Draft Day takes place on the day of the NFL Draft, and general manager Sonny Weaver Jr. (Costner) has the opportunity to rebuild his team when he trades for the number one pick. He must quickly decide what he’s willing to sacrifice in pursuit of perfection as the lines between his personal and professional life become blurred on a life‐changing day for a few hundred young men with dreams of playing in the NFL.

So essentially Draft Day is a film about people making decisions. Decisions about people, their lives, their careers. Decisions that it’s made abundantly clear will, and have, huge impact on the future of everyone involved. Which, to be fair, could be really boring and it is – in the beginning. So much so that, honestly, I had a little doze in the films opening minutes. But then something happens: Costner suddenly seems to burst into life as the put upon NFL manager as the clock for making his “pick” runs down and he gets more frustrated with the decisions he has to make and those that try to influence him.

It’s a credit to both Costner as actor and Ivan Reitman (yes THAT Ivan Reitman, of Ghostbusters and Evolution fame) as director – interestingly directing his first sports movie – that the story, once it kicks into gear, never gets boring, even in moments when there is little more going on than someone looking at a computer screen or waiting for a phone call. It may seem a little contrived but the visual look of the film: split screens, on screen titles, etc. work to keep the film looking interesting in these slower moments and one can’t but help think that they were inspired somewhat by the glitzy TV presentations of the NFL themselves.

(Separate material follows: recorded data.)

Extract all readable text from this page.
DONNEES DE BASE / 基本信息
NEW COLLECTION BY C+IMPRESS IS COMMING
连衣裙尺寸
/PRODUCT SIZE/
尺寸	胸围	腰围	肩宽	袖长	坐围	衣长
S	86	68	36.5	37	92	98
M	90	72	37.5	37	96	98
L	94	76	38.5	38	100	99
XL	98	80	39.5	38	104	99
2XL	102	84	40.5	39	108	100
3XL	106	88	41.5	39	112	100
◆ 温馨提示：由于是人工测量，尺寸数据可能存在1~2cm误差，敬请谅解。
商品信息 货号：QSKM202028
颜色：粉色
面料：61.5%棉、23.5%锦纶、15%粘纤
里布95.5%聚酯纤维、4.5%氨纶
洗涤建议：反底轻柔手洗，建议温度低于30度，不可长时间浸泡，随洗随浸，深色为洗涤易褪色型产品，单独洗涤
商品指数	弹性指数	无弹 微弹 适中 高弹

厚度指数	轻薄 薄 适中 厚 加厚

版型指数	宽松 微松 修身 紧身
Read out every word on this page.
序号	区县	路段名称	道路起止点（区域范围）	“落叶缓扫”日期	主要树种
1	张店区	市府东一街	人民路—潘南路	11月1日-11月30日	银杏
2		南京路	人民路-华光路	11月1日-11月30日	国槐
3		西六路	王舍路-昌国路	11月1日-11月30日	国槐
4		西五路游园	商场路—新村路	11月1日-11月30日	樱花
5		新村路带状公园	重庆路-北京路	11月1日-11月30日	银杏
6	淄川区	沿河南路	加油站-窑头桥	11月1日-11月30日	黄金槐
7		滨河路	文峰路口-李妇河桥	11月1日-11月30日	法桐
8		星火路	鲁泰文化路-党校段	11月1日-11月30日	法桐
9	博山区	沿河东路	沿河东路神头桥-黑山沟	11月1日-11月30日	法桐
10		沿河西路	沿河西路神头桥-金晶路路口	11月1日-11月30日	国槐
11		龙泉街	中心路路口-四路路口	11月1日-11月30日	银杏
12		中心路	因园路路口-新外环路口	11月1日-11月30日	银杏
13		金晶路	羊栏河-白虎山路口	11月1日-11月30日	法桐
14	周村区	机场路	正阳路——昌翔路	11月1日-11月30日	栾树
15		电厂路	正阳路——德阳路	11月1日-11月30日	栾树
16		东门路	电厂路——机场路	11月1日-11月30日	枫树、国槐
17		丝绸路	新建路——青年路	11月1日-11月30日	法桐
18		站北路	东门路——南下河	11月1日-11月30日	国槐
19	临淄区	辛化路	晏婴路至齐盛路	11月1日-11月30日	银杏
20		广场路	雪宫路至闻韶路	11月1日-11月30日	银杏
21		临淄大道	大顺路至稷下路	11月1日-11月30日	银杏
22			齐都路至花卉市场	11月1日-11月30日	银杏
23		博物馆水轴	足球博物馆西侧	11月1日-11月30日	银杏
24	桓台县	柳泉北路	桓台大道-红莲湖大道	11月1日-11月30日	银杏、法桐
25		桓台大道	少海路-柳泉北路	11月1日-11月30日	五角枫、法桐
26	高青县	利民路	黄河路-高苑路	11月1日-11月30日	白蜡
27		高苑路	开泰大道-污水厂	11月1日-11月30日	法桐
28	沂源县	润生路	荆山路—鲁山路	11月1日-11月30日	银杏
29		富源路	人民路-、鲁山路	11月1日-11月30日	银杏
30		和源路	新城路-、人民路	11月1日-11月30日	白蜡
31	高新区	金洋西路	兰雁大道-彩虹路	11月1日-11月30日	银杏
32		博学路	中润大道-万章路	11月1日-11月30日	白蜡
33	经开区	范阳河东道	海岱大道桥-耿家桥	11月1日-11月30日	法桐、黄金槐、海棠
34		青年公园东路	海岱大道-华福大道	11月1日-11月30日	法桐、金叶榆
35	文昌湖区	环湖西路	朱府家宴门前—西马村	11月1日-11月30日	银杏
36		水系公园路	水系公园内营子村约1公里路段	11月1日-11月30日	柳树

Sports films are ten-a-plenty these days – Costner has appeared in six (including Draft Day) himself – but it’s not often we see the types of behind the scenes dramas from this perspective. Bosses are normally the evil, uncaring voices on the end of a headset as the coach tries his best to win the game, or they’re the one’s the team works against to keep themselves in the game. But Reitman and Costner put a new spin on the sports manager position and it’s thanks to Costner that this new take on the football movie works so well. He is the glue that keeps the film together and his downtrodden, put-upon, Sonny is easily one of his best roles – it’s interesting to note that Costner’s former sports films give this character more of a gravitas, as if his experience (in both actor and character terms) has led to this. There’s also something spellbinding about Costner’s performance, you really empathise with Sonny Weaveer on every step of this mere 24 hour journey and when it comes to the crunch you end up rooting for the suited and booted manager as much as you would for the sweaty football player in any other sports movie!

There are sub-plots regarding Sonny’s relationship with Jennifer Garner’s accountant (whose it’s revealed early doors is pregnant with Sonny’s child) and his mother, played by Ellen Burstyn, yet neither really impact on the core story apart from offering distractions for Sonny’s attention when it comes to making the hard decisions. Draft Day is really Kevin Costner’s movie; it’s easily one of his best (probably his best role, and film, since 2007’s Mr. Brooks) and much like his 1989 classic Field of Dreams, you don’t have to love the sport to love this movie.